Exploring JWTs from first principles

#tech

You might have heard about JWTs being used as an authentication mechanisms for applications on the Web. What exactly are JWTs? Let's explore this from a first principles standpoint.

JWTs stand for JSON Web Token and are a popular way to authenticate users on an application. What led to the creation of JWTs? Let's explore this further.

The Problem

Websites need some way to authenticate the users that are trying to interact with them. We see this phenomenon all around our daily lives - Facebook wants you to sign in when you're logging in from a new device, same goes for google, notion, obsidian, or all your favorite apps. Why? It allows the website to know this is a registered user who has some data stored with us, and it is the same user trying to access that data and interact with our website and not an impostor. It is a way of securing the access to data. Hence, every system needs authentication.

The Need

Why did the need for JWTs arise? Traditionally, authentication on web apps was done through "sessions". Whenever the user creates a new account or signs in to a website (basically sends that data to the server and asks it to display the webpage), the server generates a session token (sessionId) for that user and sends it back to the user. The server also simultaneously stores that sessionId in its database. Now, whenever the user makes a new request, it sends the sessionId along with it. The server then matches this sessionId in its database, authenticates if found, and returns the information stored for that sessionId in it's database. This is the entire flow. This entire system is stateful. What exactly is stateful? Stateful means the state of the system is being stored somewhere and retrieved at a later point.

The problem with this was:

  • It is quite difficult to scale
  • It is difficult to implement for distributed or serverless systems.

Why so?

  • Distributed or serverless may consists on hundreds of different microservices that interact with the user independently. It is difficult to maintain a general store that stores sessionIds.
  • When the application scales (image a million users), the database would have to store million entries (one for each). This will overwhelm the database pretty quickly or include extra overhead costs if you decide to scale up your database.

The solution? JWTs.

Exploring from First Principles

The core idea was to have some form of authentication mechanism to validate the user. "Sessions" did not work out when scaling and in distributed systems because they were stateful. We needed another way. Why not take a stateless route? The problem was maintaining and scaling the database that stored sessionIds. Why not mitigate that problem entirely? Let's find a way to store nothing on the server.

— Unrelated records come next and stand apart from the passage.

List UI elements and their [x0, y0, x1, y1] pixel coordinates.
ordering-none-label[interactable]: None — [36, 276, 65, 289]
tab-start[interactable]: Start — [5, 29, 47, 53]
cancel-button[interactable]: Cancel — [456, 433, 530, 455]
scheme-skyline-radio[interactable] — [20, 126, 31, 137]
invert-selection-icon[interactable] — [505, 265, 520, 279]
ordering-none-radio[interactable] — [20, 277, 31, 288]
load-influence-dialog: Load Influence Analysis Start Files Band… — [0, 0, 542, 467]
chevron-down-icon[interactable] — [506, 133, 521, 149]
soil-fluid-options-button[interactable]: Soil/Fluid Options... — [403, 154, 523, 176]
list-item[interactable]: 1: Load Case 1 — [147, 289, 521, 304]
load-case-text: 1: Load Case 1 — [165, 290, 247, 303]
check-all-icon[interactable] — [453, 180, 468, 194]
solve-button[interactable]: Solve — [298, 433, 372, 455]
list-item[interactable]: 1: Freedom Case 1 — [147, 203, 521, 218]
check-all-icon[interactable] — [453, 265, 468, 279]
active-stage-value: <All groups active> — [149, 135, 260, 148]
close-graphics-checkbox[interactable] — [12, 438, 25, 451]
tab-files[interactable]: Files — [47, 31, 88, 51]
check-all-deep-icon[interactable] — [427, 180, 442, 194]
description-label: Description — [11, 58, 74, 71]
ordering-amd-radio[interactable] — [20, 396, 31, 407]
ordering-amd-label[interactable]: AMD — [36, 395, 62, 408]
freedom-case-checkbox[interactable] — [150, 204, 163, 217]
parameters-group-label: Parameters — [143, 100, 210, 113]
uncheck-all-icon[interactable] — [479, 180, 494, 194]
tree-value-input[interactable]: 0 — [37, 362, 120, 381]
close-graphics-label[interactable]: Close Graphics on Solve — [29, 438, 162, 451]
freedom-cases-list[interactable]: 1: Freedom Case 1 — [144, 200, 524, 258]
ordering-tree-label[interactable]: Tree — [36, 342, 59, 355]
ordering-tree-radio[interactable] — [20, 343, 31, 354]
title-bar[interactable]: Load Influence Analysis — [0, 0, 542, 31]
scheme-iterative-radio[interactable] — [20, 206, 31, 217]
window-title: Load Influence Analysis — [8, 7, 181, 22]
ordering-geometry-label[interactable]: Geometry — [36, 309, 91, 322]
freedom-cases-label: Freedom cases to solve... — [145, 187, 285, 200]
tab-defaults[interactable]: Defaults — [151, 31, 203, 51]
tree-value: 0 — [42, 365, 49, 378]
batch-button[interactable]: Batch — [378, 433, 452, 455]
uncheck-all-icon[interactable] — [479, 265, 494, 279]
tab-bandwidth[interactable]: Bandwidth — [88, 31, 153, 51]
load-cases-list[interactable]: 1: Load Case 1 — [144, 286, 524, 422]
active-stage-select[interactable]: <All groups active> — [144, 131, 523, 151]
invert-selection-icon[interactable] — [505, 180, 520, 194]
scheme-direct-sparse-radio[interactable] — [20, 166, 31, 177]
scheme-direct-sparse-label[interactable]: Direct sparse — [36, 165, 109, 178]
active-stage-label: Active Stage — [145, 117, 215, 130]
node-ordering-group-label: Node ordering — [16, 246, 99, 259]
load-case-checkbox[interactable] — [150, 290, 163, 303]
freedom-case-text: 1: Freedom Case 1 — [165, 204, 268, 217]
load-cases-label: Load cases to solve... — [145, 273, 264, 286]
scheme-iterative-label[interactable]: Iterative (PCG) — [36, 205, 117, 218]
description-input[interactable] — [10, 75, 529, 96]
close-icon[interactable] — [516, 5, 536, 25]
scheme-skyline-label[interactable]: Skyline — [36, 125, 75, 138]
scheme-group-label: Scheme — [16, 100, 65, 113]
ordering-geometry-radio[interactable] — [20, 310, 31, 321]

To do this, the client would have to let the server know who it is. Let's imagine this with the help of an ancient scenario. Imagine you're in the eygptian era and you're a traveller from another country trying to enter egypt. You're stopped at the front gate of the city and asked to provide some proof of entry. Consider it like a visa in modern times. You show the paper to the guard, he checks it (also looks at you), and lets you enter. This is a situation where the server (the guard) does not store any information about the client (you) - instead, the client gives the proof of itself to the server. Let's try to come up with a solution using this analogy.

Let's assume the paper you presented to be a token. It should contain the following:

  • your identity
  • your data
  • official signature

The token should have all of this too. It would then send it over to the server, who checks it and gives a pass to the user to access its data. Here we encounter another problem. How to send over this data? JSONs. JavaScript Object Notation (JSON) is a lightweight and flexible way to send data over the internet. We use the existing solution to send and receive the data.

Now that we've established this, let's go over the flow once agian. The user sends over the token to the server -> server checks it -> server grants access (returns back another token) -> user is validated -> user wants to request for something -> user sends the received token along with his request (as a way of letting the server know its already validated) -> server confirms and returns the requested data.

This is the entire flow of JWTs. You'll notice how this entire system is stateless. No information is being stored on the server. On the contrary, the client has to store the token received from the server in its local storage or as cookies. This would scale appropriate even if there are a million users.

Conclusion

I hope you had fun exploring JWTs from first principles. See you in another one! Adios!